Patrick O’Flynn Patrick O’Flynn

When will Keir Starmer realise how unpopular he is?

Labour Party leader Keir Starmer has mistaken the general election result for a popular mandate (Getty)

British politics can only be understood right now if one realises that Keir Starmer is presiding over a “landslide minority” government: two thirds of the seats on one third of the vote.

On the parliamentary maths, things are about as rosy as can be for Labour. It has more than 400 MPs and the Tories just 121. The Lib Dems – in effect Labour’s reserve fuel tank – have a bumper crop of 72 MPs from last July. No other party grouping gets into double figures.

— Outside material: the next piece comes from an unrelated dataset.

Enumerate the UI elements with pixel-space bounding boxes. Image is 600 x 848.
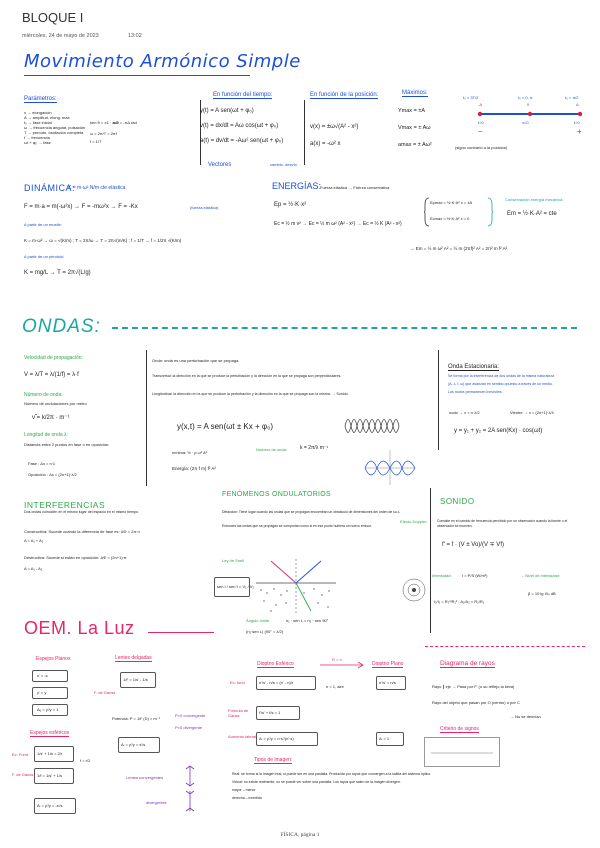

None of the main planks of Labour’s programme enjoys much public support

This is the sort of dominance which traditionally betokens an administration fully in charge of the zeitgeist and able to implement radical change with justified confidence. Think Thatcher post-1983 or Blair post-1997. 

That is certainly how Labour has behaved in its first six months. Imperious decisions from the Chancellor Rachel Reeves about the winter fuel allowance and a bumper tax-raising budget have been accompanied by Education Secretary Bridget Phillipson implementing unabashed woke leftism in the education sector, Energy Secretary Ed Miliband going full Greta Thunberg on energy policy and Foreign Secretary David Lammy masterminding an apologies-and-reparations regime at the Foreign Office.

Thousands of convicted felons have been released from jail early, and Prisons Minister Lord Timpson is seeking to tilt the criminal justice system towards non-custodial sentences. After scrapping the Rwanda deterrent plan, Labour has presided over a further increase in small-boat crossings. Some train drivers are now so well off after a bumper no-strings pay award that they will no longer volunteer for weekend shifts.

And yet none of the main planks of Labour’s programme enjoys much public support. Labour’s feeble winning vote share of July – 34 per cent in a low turnout election – has morphed into an average poll rating of just 26 per cent. The trendline is still tracking downwards.

So while the Commons arithmetic says Starmer is Tony Blair without the charisma, popular reservoirs of support are already so depleted as to make him more akin to Jim Callaghan, minus the sunny disposition.

Starmer, however, clearly continues to gauge his stock of political capital almost entirely via the freakish MP headcount. Hence he has felt secure enough to block a grooming gang inquiry and to unveil a motley crew of new Labour peers, along with a damehood for that discredited establishment numpty Patricia Hewitt and a knighthood for Sadiq Khan.

The hubristic mindset which led to the “freebie-gate” scandal of late summer persists. This mood of complacency in the British establishment is present well beyond the confines of the government. The Christmas message of King Charles, for instance, was based on the brainless and discredited mantra of diversity being our strength.

This is the context for politics in 2025. It is the wind in the sails of Nigel Farage and Reform. The insurgent party’s policy platform is notably half-baked but as a receptacle for protest votes it is formidable: the perfect cudgel with which to bash the British political class.

Parliamentary sovereignty tells us that Starmer can do pretty much what he wants. The popular sovereignty which underpins it says quite the opposite. Starmer’s instinct is to ignore the public mood. It guided his disastrous decision as shadow secretary of state for Brexit to try and cancel the result of the 2016 EU referendum. He has not learnt his lesson.

The year ahead will surely be the last in which the commanding parliamentary maths can render the Prime Minister impervious to the extreme unpopularity of his policies. As each month takes us further from the last election and closer to the next, so the gravitational pull towards having to accommodate the public mood will strengthen. Imposing Whitehall housing targets on semi-rural constituencies represented by Labour MPs with tiny majorities? Good luck with that. More tax increases after the ones already announced kill growth and stall revenues? Ditto. An immigration regime lacking any meaningful deterrent against border gatecrashing? Unsustainable.

Starmer won big on a loser’s score last year. The longer he continues to misinterpret this as a mandate for inflicting more boilerplate progressive leftism, the more disastrous will be his unravelling.